The NBA and NHL made it clear to a federal bankruptcy judge on Wednesday that they don't want to live through similar nightmares. So they're giving Diamond Sports Group one month to prove it can stay in business.

"It is imperative, and I cannot emphasize this enough … that we have certainty, one way or another, by June 18," Vincent Indelicato, an attorney representing the NBA, said during a hearing in Houston before Judge Christopher Lopez. "We simply cannot afford to have our next season disrupted by the uncertainty as to whether Diamond will or will not have a viable business."

Attorneys representing MLB and the NHL made similar warnings, each of them skeptical that the Bally Sports Networks, which are owned by Diamond, can survive unless they come to an agreement with Comcast to resume carrying them. Comcast dropped networks like Bally Sports North, and its telecasts of Twins games, on May 1 when the two sides could not agree on a new contract.

The three sports leagues all stressed the urgency of solving that dispute — the NBA and NHL because they want to know who will televise their games next season, and MLB for a more critical reason.
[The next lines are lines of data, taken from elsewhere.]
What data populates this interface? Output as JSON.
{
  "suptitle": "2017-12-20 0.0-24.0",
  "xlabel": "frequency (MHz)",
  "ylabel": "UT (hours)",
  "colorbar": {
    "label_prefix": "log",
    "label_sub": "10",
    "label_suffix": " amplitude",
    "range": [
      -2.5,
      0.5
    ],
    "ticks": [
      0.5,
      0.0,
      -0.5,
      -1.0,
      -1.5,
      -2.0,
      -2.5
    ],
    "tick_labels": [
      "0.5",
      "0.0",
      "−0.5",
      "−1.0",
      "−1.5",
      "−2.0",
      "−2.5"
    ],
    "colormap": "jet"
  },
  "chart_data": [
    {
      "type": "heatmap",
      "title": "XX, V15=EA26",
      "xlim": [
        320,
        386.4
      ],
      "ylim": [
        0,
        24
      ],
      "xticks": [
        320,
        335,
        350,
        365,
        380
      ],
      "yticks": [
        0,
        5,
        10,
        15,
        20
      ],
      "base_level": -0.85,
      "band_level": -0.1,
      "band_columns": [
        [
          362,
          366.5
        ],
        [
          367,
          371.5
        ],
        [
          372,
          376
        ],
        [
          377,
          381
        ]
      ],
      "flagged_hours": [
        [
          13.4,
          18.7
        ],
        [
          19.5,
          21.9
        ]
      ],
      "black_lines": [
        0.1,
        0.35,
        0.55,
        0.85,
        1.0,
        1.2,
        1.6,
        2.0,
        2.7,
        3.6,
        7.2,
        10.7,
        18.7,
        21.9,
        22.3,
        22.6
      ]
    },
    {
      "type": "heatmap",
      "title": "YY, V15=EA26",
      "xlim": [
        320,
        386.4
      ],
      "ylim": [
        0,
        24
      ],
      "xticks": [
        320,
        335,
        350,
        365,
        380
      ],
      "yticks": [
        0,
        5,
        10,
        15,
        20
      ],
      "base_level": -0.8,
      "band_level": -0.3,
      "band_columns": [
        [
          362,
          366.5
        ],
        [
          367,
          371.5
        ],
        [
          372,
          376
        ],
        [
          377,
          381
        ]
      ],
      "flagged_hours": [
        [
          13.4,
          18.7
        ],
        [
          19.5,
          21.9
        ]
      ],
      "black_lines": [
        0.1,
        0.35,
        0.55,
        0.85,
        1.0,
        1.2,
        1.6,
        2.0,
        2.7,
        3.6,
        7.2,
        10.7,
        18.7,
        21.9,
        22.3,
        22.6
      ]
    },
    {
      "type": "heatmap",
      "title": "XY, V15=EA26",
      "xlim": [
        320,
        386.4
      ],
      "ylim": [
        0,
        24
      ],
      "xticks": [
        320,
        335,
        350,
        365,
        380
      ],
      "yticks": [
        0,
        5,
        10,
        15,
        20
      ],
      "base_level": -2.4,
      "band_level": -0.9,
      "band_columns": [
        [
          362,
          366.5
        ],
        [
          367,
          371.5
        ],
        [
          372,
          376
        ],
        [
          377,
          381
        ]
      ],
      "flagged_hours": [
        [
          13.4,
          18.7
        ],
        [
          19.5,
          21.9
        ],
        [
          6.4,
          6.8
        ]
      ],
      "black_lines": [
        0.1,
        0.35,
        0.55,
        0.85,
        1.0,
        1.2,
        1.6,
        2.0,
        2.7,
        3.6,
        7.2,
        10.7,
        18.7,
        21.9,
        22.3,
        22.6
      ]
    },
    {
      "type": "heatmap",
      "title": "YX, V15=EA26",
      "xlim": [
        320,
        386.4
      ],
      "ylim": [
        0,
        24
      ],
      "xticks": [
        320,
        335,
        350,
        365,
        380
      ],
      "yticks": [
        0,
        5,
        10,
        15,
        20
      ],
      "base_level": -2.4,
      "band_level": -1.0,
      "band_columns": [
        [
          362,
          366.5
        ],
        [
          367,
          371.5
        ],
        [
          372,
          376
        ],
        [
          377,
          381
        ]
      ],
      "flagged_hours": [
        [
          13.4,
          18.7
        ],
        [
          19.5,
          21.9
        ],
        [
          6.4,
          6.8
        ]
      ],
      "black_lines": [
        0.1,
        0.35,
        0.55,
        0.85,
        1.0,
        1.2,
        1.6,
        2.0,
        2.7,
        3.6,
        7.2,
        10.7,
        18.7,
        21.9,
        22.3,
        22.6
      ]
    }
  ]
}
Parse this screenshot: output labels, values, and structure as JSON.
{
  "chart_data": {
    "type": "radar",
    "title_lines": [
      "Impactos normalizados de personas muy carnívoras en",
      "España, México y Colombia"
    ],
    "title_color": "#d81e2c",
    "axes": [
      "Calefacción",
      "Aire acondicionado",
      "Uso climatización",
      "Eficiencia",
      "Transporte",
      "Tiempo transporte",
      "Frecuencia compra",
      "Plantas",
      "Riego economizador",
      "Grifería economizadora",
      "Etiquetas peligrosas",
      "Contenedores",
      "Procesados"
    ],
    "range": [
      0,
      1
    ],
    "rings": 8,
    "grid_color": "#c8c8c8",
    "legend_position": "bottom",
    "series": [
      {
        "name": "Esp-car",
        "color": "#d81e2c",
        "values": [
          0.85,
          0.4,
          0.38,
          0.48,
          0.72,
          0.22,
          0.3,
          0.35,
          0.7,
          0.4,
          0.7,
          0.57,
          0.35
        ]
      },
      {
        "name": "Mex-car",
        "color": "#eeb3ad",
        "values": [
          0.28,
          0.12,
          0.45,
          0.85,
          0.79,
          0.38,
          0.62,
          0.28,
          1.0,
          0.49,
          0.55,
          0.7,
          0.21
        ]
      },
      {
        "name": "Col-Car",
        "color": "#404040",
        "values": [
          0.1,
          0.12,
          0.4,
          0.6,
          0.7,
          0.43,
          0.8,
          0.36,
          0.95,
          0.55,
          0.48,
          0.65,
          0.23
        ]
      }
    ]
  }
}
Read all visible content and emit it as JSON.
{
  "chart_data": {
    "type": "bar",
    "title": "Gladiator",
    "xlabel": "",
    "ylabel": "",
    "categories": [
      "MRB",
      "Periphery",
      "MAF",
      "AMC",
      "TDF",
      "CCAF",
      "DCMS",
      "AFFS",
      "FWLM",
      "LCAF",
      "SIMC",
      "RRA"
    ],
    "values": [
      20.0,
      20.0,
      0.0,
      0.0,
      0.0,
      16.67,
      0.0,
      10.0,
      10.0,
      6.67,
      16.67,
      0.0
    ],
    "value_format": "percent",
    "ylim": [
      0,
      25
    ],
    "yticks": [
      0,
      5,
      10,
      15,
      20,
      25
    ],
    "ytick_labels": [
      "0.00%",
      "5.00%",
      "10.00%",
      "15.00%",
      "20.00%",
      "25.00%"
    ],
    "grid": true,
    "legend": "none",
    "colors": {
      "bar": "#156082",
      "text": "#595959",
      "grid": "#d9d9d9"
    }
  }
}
"Now is the beginning of the crest of popularity of baseball. Weather is getting warmer, the teams are out of spring training and the races are beginning to develop," said James Bromley, representing MLB and the 12 teams carried on Bally networks. "And we have teams that are facing substantial problems … because their fans are unable to watch these games."

Diamond's attorney, however, painted a far more positive picture, noting that Diamond is "very close to a new naming-rights deal" to replace its contract with Bally Corp. and provide "a significant source of revenue" that he said validates the bankrupt networks' plan to stay in business. And he pointed out that Diamond has agreed to long-term contracts with Charter Communications, DirecTV and Cox Communications, their other three largest carriers.

"We now have multiyear distribution agreements covering nearly 80 percent of our broadcast footprint, which is a huge accomplishment," said Brian Hermann, the attorney representing Diamond. "We are currently at an impasse with Comcast. … Those things happen from time to time, and they have often been resolved, and we remain optimistic that we can resolve this as well."

Prove it, Bromley challenged.

"While I certainly understand Mr. Hermann's desire to keep feet to the fire, I'm not sure that there's a fire, and I don't know where Comcast's feet are," the attorney said. "This is not the deal that Major League Baseball and its clubs signed up for. And this is not a run-of-the-mill dispute."

Lopez approved Diamond's deal with DirecTV during the hearing — though the three sports leagues complained that they have not been provided with any details of the agreement — and set another hearing for June 4 to update him on the progress of negotiations.

"A lot of good work has been done" in Diamond's efforts to remain in business, Lopez said, "but a lot of questions need to be answered."